This guide contains tips and tricks for troubleshooting MSR problems.
High availability in MSR depends on swarm overlay networking. One way to test if overlay networks are working correctly is to deploy containers to the same overlay network on different nodes and see if they can ping one another.
Use SSH to log into a node and run:
docker run -it --rm \
--net dtr-ol --name overlay-test1 \
--entrypoint sh docker/dtr
Then use SSH to log into another node and run:
docker run -it --rm \
--net dtr-ol --name overlay-test2 \
--entrypoint ping docker/dtr -c 3 overlay-test1
If the second command succeeds, it indicates overlay networking is working correctly between those nodes.
You can run this test with any attachable overlay network and any Docker
image that has sh
and ping
.
MSR uses RethinkDB for persisting data and replicating it across replicas. It might be helpful to connect directly to the RethinkDB instance running on a MSR replica to check the MSR internal state.
Warning
Modifying RethinkDB directly is not supported and may cause problems.
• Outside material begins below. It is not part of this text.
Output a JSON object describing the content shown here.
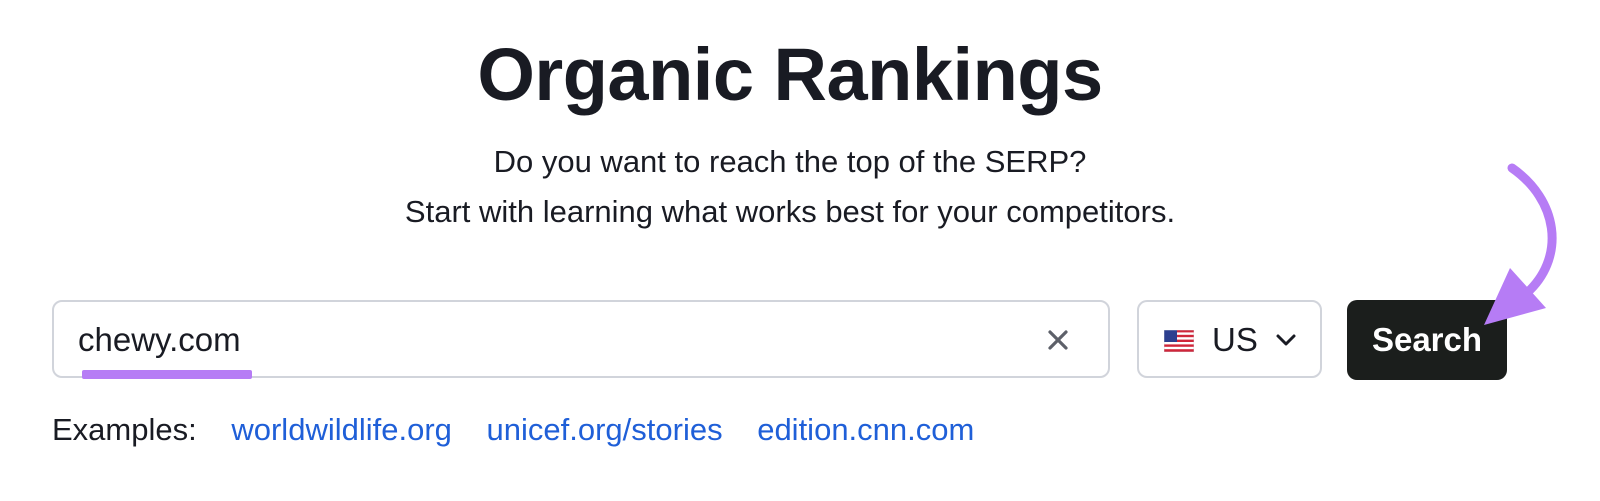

As of v2.5.5, the RethinkCLI has been removed from the
RethinkDB image along with other unused components. You can now run RethinkCLI
from a separate image in the dockerhubenterprise
organization. Note that
the commands below are using separate tags for non-interactive and interactive
modes.
Use SSH to log into a node that is running a MSR replica, and run the following:
# List problems in the cluster detected by the current node.
REPLICA_ID=$(docker container ls --filter=name=dtr-rethink --format '{{.Names}}' | cut -d'/' -f2 | cut -d'-' -f3 | head -n 1) && echo 'r.db("rethinkdb").table("current_issues")' | docker run --rm -i --net dtr-ol -v "dtr-ca-${REPLICA_ID}:/ca" -e DTR_REPLICA_ID=$REPLICA_ID dockerhubenterprise/rethinkcli:v2.2.0-ni non-interactive
On a healthy cluster the output will be []
.
Starting in DTR 2.5.5, you can run RethinkCLI from a separate image. First, set an environment variable for your MSR replica ID:
REPLICA_ID=$(docker inspect -f '{{.Name}}' $(docker ps -q -f name=dtr-rethink) | cut -f 3 -d '-')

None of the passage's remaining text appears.